Deux méga projets d’irrigation seront réalisés à Boudnib et au Saïss

L’investissement global est de 5,6 milliards de DH n Le financement est en partie assuré par des prêts de la Berd et de l’AFD et un don du Fonds Vert pour le climat.

Bonne nouvelle pour les agriculteurs du bassin de Saïss et de la région de Boudnib. Deux grands projets d’irrigation verront le jour grâce à l’octroi d’un financement global de 161 millions d’euros (1,5 milliard de DH) sous forme de prêt et de 51,5 millions d’euros (551 MDH) de don, a-t-on appris du ministère de l’agriculture et de la pêche maritime, du développement rural et des eaux et forêts. Il s’agit du projet d’aménagement hydro-agricole du périmètre Boudnib associé au barrage Kaddoussa sur Oued Guir et du projet de sauvegarde de la plaine irriguée de Saïss.

Le premier vise, en effet, l’adaptation de l’agriculture oasienne aux changements climatiques dans la région de Drâa-Tafilalet à travers la mise en place et la gestion d’un réseau d’irrigation. L’investissement s’élève à 836 MDH dont un apport de 20 millions d’euros (215 MDH) du Fonds vert pour le climat (FVC) sous forme de don et d’un prêt de l’Agence française de développement (AFD) s’élevant à 41 millions d’euros (440 MDH).

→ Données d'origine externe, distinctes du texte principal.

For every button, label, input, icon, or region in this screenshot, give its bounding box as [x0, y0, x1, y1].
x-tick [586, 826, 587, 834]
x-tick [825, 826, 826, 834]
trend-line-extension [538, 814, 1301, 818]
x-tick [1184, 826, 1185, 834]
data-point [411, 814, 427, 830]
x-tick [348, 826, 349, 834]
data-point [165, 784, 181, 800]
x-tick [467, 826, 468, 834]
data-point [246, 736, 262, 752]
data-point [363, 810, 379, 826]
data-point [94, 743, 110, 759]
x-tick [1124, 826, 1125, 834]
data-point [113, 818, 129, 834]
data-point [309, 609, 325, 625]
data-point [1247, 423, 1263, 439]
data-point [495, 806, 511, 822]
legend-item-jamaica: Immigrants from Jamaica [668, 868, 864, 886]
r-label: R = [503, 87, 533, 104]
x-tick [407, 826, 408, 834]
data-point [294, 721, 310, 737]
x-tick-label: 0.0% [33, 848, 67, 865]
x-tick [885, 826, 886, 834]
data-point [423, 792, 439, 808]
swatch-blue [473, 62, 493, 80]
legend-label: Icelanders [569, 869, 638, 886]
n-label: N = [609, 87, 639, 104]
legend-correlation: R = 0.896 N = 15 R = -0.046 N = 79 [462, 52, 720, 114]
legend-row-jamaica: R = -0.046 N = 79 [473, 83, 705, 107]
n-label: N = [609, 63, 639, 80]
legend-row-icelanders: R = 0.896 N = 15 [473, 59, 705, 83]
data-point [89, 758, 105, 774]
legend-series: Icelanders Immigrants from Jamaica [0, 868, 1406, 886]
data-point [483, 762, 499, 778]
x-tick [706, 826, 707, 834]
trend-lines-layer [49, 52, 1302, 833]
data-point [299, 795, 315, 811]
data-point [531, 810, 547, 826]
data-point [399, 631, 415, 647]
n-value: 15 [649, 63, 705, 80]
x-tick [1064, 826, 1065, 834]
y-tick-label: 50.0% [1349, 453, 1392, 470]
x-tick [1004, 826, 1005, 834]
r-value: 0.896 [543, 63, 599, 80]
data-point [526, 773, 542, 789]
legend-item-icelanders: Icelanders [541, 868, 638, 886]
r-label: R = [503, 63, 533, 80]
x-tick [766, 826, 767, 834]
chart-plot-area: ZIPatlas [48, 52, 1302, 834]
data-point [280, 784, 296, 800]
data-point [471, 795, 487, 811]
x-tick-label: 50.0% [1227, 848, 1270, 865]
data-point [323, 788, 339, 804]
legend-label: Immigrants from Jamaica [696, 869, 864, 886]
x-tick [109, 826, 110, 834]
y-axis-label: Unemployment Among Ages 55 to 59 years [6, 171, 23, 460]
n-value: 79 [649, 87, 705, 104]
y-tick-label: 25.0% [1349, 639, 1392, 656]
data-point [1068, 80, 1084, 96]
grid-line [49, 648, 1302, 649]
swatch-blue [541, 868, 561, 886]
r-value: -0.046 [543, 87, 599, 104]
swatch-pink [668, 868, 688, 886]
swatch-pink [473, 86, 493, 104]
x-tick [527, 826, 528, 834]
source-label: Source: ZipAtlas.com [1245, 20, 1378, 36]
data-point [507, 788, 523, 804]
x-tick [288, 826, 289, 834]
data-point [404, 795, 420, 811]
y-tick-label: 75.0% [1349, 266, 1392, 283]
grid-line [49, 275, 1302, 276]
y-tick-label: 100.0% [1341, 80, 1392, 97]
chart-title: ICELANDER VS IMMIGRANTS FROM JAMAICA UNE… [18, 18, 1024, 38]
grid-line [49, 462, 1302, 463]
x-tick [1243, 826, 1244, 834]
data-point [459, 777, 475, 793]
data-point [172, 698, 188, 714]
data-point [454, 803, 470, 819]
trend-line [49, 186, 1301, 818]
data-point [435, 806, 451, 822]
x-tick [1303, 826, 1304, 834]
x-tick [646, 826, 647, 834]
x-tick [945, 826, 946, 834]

Une attention particulière sera accordée à l’approche genre et à la formation des agriculteurs

Le deuxième a pour objectif la sauvegarde de la nappe phréatique du bassin de Saïss en apportant une dotation régularisée d’eau d’irrigation à partir de la surface située au niveau du barrage M’dez, et ce, pour substituer une grande partie des prélèvements à usage agricole. Le coût de ce projet s’élève à 4,8 milliards de DH. Le financement est en partie assuré par un prêt de 120 millions d’euros (1,3 milliard de DH) octroyé par de la Banque européenne pour la reconstruction et le développement, en plus d’un don de 31,5 millions d’euros du FVC (337 MDH).

«Outre les retombées économiques et sociales positives, les deux projets auront une portée environnementale notable, notamment en termes d’atténuation des effets du changement climatique (périmètre Boudnib associé au barrage Kadoussa) et la sauvegarde de la nappe phréatique au niveau de la plaine de Saïss», indique le ministère de tutelle. Il est précisé que «la mise en œuvre de ces projets se base sur une approche de partenariat public-privé». De plus, une attention particulière sera accordée aux aspects tels que le genre, la formation des agriculteurs ainsi que l’appropriation des investissements réalisés dans le cadre du projet par les bénéficiaires.